Because the hash is deterministic, the same user always gets the same variation for the same flag. A user will not flip between variations on page refresh, across sessions, or between API calls. This consistency is important for a good user experience.

Different flags produce different hashes for the same user, so a user who is in the 20% group for one flag is not necessarily in the 20% group for another.

The most common use of percentage rollout is a gradual feature release:

  1. 5% — Release to a small group. Monitor error rates and key metrics.
  2. 25% — Expand if metrics look healthy. Watch for edge cases.
  3. 50% — Half of users now have the feature. Continue monitoring.
  4. 100% — Full rollout. The feature is live for everyone.

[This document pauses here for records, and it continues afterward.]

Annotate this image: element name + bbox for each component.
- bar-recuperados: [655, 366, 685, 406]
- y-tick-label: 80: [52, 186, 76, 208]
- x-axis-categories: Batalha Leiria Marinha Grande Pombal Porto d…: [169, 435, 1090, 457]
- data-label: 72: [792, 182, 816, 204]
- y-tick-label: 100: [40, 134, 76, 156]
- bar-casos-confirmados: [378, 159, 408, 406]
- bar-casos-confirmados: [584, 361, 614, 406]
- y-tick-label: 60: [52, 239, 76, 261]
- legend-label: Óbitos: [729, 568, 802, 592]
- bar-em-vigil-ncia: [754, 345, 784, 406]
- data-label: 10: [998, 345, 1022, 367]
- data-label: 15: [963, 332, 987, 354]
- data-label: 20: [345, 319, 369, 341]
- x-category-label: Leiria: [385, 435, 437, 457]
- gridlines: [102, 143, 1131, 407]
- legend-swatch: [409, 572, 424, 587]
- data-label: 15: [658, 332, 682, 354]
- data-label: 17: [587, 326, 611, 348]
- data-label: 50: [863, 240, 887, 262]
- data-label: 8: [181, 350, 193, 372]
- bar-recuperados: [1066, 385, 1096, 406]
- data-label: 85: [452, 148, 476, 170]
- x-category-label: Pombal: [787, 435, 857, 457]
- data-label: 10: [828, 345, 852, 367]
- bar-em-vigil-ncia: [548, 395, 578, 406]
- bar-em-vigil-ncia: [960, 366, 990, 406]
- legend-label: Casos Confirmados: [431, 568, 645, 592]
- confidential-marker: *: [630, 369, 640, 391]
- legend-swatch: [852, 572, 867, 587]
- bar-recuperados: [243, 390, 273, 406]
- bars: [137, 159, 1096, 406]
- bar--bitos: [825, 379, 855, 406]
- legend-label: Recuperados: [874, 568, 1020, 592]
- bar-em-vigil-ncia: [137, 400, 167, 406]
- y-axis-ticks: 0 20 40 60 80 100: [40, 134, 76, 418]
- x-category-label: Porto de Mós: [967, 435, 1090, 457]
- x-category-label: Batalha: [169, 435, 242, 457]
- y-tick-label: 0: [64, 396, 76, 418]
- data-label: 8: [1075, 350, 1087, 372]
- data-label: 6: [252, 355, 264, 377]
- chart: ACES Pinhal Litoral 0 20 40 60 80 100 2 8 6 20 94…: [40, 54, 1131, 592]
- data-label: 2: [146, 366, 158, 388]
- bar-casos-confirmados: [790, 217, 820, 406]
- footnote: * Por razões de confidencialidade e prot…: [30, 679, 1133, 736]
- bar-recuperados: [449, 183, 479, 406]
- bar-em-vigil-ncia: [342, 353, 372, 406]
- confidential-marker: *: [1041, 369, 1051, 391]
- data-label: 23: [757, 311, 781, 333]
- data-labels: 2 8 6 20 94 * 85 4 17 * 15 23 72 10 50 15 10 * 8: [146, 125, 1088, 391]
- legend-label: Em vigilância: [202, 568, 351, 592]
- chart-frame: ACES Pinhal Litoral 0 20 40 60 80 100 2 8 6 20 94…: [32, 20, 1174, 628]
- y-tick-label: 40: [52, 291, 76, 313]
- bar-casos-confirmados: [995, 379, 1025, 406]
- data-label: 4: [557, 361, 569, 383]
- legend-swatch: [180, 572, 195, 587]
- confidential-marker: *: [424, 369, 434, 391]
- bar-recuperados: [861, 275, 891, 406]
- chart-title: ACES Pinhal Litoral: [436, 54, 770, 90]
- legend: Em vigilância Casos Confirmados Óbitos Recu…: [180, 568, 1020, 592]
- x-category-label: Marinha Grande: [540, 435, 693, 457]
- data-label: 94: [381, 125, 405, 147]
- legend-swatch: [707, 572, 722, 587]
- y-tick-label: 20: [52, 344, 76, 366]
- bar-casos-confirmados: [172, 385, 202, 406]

At any step, if you see problems, reduce the percentage back down or set it to 0%. There is no deployment involved — the change takes effect within seconds.

Once a feature is at 100% and stable, remove the flag from your code and delete it from Featureflip. Stale flags add complexity.

Targeting rules and rollout strategies work together. A common pattern:

  • Rule 1: email ends with "@yourcompany.com" — serve true (fixed). Your internal team always sees the feature for dogfooding.
  • Rule 2: Segment "Beta Users" — serve true (fixed). Beta testers always see the feature.
  • Fallthrough: 10% get true, 90% get false (percentage rollout). A small slice of general users also see the feature.

Rules are evaluated first, top to bottom. Users who match a rule get that rule’s variation and skip the fallthrough. Users who do not match any rule fall through to the percentage rollout.

This lets you guarantee access for specific groups while gradually exposing the feature to the broader user base.